As the current strategic plan expires, the City Council will lay out its vision for the upcoming years.

Councilor Janice Weiner said she believes the strategic plan connects the dots between different aspects of the community.

“It really is easy in any profession, in any part of life, to just focus on one thing, to focus on one issue, and not be able to step back and see the bigger picture,” Weiner said.

She said the city council’s focus on affordable housing was one example, as the council could also put solar panels on roofs of those affordable locations to address their climate goals.

For the next five years, Weiner said she hopes the plan continues to focus on moving toward equity and affordable housing, with a heavy focus on climate action.

“I think we’ve done this to some extent, but given where we are in the world, we need to make sure that climate and sustainability is included in basically every single step we’re looking at,” Weiner said. “If it’s not there yet, it needs to be.”

Weiner said the council wanted to continue to work on programs included in its January 2022 initiative that gave grants to small businesses, start-ups, and businesses owned by people of color.

The council has delegated staff as well as experts to each goal to best accomplish the goals in the strategic plan.

“There’s just a lot more we can do to put all of those pieces together,” Weiner said. “Several of us are going to sit down together soon and start to work through some of this.”

The city’s current initiatives are to:

  • ​​advance social justice, racial equity, and human rights
  • demonstrate leadership in climate action
  • strengthen community engagement and intergovernmental relations
  • invest in public infrastructure, facilities, and fiscal reserves
  • foster healthy neighborhoods and affordable housing throughout the city
  • enhance community mobility for all residents
  • promote an inclusive and resilient economy throughout the city

The council will meet with Karen Kurt, executive director of East Central Iowa Council of Governments, in April to facilitate its conversation about what they want to include in the plan.

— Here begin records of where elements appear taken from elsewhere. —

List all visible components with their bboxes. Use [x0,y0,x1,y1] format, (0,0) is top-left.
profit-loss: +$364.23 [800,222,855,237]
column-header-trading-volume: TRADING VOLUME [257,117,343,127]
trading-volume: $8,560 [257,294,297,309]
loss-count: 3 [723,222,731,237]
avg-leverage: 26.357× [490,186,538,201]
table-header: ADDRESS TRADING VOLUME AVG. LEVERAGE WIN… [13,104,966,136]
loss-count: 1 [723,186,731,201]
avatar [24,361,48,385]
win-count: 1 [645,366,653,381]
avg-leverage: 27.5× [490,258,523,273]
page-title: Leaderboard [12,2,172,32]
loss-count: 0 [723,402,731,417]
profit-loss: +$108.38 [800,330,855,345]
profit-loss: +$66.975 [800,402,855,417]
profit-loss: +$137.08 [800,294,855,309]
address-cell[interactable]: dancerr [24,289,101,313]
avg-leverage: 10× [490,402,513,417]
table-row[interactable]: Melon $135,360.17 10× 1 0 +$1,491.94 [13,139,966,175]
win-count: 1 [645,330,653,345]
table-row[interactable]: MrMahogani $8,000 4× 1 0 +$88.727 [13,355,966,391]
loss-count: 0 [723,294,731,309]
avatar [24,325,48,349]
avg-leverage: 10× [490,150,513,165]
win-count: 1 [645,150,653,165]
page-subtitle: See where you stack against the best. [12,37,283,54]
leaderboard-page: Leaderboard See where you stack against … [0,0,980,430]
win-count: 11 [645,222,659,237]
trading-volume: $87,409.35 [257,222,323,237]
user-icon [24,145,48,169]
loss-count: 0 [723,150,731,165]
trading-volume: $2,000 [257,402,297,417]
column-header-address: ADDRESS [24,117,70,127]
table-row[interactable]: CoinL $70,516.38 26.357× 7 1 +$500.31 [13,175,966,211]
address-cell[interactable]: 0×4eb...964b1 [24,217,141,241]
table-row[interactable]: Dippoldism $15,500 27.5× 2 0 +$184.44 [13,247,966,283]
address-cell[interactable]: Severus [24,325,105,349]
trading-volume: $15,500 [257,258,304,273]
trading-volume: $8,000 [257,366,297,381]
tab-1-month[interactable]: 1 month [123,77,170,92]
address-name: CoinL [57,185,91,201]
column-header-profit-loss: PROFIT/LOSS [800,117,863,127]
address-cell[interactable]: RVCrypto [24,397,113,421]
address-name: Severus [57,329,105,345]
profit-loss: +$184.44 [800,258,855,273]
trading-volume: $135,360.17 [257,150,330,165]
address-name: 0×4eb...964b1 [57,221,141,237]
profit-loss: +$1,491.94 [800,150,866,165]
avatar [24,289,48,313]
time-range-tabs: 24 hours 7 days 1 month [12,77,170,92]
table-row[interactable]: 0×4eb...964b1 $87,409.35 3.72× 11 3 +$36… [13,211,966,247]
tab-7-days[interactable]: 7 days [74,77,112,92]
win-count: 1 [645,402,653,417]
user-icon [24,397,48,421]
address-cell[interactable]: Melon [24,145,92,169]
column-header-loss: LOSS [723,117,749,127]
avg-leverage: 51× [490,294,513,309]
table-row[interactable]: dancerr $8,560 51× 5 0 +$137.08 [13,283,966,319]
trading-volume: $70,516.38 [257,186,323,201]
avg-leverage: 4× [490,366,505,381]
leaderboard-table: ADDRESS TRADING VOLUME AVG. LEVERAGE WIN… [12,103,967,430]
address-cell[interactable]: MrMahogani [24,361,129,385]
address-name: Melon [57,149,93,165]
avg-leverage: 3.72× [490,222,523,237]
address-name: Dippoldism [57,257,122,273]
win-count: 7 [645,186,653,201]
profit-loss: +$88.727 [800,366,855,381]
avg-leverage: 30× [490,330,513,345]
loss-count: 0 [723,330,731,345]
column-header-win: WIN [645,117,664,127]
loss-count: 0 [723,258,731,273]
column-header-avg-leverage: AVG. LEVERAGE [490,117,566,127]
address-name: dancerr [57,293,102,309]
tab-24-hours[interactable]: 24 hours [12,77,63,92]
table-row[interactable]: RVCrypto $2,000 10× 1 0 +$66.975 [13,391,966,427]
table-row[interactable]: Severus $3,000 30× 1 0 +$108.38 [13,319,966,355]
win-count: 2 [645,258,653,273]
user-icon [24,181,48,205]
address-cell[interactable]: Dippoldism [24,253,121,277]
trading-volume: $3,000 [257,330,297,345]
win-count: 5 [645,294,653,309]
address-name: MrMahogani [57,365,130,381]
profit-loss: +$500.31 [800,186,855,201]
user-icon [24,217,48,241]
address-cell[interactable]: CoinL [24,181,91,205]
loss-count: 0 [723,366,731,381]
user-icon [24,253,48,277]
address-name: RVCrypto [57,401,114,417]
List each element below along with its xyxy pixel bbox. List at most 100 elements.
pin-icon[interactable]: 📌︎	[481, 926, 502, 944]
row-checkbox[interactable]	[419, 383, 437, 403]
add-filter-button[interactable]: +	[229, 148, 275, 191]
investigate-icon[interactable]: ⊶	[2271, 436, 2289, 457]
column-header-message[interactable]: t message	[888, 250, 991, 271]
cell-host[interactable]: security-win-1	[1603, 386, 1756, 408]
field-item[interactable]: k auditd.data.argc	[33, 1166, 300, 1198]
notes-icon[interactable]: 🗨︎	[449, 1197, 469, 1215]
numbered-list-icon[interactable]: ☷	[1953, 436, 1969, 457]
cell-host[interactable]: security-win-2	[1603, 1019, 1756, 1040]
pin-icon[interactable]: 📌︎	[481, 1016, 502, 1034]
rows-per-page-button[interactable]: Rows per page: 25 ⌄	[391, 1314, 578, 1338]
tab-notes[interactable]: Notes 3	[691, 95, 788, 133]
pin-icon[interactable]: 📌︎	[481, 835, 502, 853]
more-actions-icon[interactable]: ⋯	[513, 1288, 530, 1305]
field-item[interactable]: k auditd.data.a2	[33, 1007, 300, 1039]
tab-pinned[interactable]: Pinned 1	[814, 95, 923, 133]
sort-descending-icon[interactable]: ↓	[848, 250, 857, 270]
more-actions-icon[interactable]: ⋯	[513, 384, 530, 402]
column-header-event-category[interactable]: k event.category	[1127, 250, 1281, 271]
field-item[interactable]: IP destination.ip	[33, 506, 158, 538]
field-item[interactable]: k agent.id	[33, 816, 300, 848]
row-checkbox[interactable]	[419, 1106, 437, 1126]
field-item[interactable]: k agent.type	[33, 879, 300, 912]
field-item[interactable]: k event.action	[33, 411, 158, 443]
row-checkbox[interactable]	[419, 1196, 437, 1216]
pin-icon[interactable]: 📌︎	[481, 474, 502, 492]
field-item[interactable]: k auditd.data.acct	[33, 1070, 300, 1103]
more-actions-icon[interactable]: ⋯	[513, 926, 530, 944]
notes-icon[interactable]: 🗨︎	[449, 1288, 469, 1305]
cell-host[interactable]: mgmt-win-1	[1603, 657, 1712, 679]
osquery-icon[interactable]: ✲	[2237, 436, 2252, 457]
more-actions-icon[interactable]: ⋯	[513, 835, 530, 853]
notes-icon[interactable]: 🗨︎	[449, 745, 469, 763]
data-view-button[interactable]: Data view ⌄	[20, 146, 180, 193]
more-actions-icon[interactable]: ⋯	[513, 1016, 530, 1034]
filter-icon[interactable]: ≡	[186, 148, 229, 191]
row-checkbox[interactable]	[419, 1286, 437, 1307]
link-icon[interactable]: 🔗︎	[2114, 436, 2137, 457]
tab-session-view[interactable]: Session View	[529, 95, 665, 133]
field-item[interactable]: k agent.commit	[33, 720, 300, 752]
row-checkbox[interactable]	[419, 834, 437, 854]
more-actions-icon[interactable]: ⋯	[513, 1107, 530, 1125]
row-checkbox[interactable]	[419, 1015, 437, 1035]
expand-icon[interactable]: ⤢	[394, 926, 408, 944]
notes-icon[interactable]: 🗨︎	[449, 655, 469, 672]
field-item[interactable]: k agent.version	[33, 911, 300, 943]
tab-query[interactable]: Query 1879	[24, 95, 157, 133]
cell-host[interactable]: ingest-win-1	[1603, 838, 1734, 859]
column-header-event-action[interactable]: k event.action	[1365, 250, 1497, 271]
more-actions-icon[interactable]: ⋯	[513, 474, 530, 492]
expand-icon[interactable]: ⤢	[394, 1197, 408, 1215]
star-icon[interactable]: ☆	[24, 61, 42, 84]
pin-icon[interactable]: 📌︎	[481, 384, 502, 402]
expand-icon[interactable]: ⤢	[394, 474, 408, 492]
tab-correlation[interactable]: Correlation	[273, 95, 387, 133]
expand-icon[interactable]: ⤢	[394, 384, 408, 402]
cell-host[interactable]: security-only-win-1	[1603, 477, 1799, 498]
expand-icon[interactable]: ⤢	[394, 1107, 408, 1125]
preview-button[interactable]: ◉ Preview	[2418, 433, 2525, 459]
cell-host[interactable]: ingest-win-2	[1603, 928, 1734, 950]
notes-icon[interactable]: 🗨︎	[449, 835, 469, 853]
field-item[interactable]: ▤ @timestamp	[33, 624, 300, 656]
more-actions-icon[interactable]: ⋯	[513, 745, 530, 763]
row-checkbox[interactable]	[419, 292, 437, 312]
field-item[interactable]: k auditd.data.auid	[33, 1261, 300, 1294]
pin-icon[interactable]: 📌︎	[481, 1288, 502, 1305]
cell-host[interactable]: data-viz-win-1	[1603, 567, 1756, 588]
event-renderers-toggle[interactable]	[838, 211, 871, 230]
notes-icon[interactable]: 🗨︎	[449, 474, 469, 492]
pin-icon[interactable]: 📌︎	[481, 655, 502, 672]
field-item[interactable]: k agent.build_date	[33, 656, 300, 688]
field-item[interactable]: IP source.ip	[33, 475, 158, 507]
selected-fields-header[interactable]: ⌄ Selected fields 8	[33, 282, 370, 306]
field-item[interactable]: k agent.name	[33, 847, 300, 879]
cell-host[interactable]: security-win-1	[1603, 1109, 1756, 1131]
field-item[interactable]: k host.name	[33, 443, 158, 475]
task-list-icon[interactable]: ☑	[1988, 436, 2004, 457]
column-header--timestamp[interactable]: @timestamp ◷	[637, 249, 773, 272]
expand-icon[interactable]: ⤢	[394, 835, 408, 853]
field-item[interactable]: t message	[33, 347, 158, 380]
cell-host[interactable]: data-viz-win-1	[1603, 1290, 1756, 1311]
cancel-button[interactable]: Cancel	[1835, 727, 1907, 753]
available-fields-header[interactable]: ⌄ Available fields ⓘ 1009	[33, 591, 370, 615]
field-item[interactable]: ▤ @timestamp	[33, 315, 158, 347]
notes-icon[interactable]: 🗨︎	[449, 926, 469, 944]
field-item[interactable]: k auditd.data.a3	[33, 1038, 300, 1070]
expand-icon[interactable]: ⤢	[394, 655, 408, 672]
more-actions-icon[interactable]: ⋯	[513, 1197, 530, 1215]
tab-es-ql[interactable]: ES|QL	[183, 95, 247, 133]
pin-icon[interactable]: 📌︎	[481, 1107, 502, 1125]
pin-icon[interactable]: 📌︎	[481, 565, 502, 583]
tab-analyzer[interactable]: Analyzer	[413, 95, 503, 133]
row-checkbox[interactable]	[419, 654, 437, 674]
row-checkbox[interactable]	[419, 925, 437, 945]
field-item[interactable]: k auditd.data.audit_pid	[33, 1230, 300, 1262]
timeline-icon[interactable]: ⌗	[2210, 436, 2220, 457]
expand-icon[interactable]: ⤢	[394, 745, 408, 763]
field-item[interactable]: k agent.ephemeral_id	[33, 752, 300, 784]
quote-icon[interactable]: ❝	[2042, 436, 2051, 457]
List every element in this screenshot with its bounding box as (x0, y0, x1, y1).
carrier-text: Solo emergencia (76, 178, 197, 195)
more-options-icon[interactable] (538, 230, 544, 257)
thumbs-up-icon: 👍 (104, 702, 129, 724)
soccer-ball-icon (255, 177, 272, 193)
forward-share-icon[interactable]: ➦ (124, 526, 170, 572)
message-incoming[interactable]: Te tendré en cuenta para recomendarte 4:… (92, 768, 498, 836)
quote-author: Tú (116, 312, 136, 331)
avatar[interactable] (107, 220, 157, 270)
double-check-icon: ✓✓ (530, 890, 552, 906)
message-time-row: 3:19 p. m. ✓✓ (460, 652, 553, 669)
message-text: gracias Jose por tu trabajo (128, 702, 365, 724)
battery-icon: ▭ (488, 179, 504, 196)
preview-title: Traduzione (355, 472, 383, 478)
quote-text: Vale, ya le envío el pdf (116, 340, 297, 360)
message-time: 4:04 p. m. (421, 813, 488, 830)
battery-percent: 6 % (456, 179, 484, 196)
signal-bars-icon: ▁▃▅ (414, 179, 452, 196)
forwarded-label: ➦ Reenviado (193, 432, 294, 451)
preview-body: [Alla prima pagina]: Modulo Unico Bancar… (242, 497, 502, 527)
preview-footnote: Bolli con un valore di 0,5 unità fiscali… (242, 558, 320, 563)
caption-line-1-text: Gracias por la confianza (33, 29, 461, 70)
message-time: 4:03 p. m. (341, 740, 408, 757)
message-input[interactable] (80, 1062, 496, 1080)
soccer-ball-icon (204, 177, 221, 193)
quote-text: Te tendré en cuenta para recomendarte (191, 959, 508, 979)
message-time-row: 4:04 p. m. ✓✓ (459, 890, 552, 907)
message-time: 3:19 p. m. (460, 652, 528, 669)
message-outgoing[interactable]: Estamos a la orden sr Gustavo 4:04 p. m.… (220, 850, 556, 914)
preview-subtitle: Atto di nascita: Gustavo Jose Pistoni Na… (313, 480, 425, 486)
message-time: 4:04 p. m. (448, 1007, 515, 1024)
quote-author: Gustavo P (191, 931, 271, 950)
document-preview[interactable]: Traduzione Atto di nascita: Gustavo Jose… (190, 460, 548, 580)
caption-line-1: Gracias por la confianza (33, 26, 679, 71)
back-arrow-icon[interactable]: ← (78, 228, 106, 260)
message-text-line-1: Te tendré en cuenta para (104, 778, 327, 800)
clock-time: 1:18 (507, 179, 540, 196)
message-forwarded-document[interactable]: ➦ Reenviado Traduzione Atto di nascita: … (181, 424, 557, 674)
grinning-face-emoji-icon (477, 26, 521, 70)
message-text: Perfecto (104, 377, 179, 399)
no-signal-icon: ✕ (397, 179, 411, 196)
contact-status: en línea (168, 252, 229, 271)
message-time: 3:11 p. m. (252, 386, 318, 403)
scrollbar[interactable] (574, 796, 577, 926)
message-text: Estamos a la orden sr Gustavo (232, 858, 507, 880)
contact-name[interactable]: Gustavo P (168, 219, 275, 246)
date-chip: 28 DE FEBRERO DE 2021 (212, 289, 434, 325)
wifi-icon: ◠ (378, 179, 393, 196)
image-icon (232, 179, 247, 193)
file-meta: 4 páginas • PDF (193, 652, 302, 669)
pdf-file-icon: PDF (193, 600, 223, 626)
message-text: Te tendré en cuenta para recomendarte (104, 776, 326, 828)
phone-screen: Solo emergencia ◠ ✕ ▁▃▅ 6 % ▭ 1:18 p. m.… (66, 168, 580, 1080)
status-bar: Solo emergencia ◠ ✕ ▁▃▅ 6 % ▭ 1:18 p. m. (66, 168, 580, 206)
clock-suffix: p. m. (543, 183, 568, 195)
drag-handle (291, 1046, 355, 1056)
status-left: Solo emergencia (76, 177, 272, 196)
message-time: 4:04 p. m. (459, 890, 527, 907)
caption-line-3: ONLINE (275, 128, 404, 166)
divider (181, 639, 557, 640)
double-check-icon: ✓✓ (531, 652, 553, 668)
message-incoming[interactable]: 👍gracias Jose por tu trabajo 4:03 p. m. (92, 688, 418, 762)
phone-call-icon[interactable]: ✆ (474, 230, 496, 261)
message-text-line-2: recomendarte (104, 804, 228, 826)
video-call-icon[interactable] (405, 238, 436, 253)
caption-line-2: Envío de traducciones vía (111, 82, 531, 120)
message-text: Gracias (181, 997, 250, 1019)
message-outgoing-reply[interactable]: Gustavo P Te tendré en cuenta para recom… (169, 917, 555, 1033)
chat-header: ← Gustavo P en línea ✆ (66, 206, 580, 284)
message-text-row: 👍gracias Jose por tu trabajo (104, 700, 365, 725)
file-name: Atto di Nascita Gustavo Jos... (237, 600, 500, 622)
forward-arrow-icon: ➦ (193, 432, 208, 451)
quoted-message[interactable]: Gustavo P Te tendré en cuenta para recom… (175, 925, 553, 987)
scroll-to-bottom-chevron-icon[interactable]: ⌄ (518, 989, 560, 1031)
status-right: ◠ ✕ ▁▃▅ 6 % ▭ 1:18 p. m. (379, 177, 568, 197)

“The Council has devoted staff to climate action to a degree that is not typical of most cities in Iowa,” Becky Soglin, Iowa City’s Climate Action commissioner wrote in an email to The Daily Iowan.

In the fiscal 2023 budget, the climate action goals for the current strategic plan include:

  • Begin implementation of the accelerating Iowa City Climate Actions Report.
  • Communicate progress toward reaching the intergovernmental panel on climate change’s carbon emission reduction targets

Looking toward the next strategic plan, Soglin said the City Council is moving in the right direction to prioritize climate action.

“Ensuring there are continued and even increasing resources, including staff, to support the work of the accelerated actions and future needs will be crucial,” Soglin said.

The fiscal 2023 budget includes funds set aside for increasing affordable housing to Iowa City.

The city has an Affordable Housing Fund which was created in 2016 and has been receiving $1 million annually since the start of the fund. As of 2021, there is $3.6 million in the fund.

The council will meet with its facilitator from Eastern Iowa Council of Governments in April ahead of the start of fiscal 2023.

“Black Lives Matter, questions of equity, climate change — I really do feel we are in a unique moment,” Thomas said.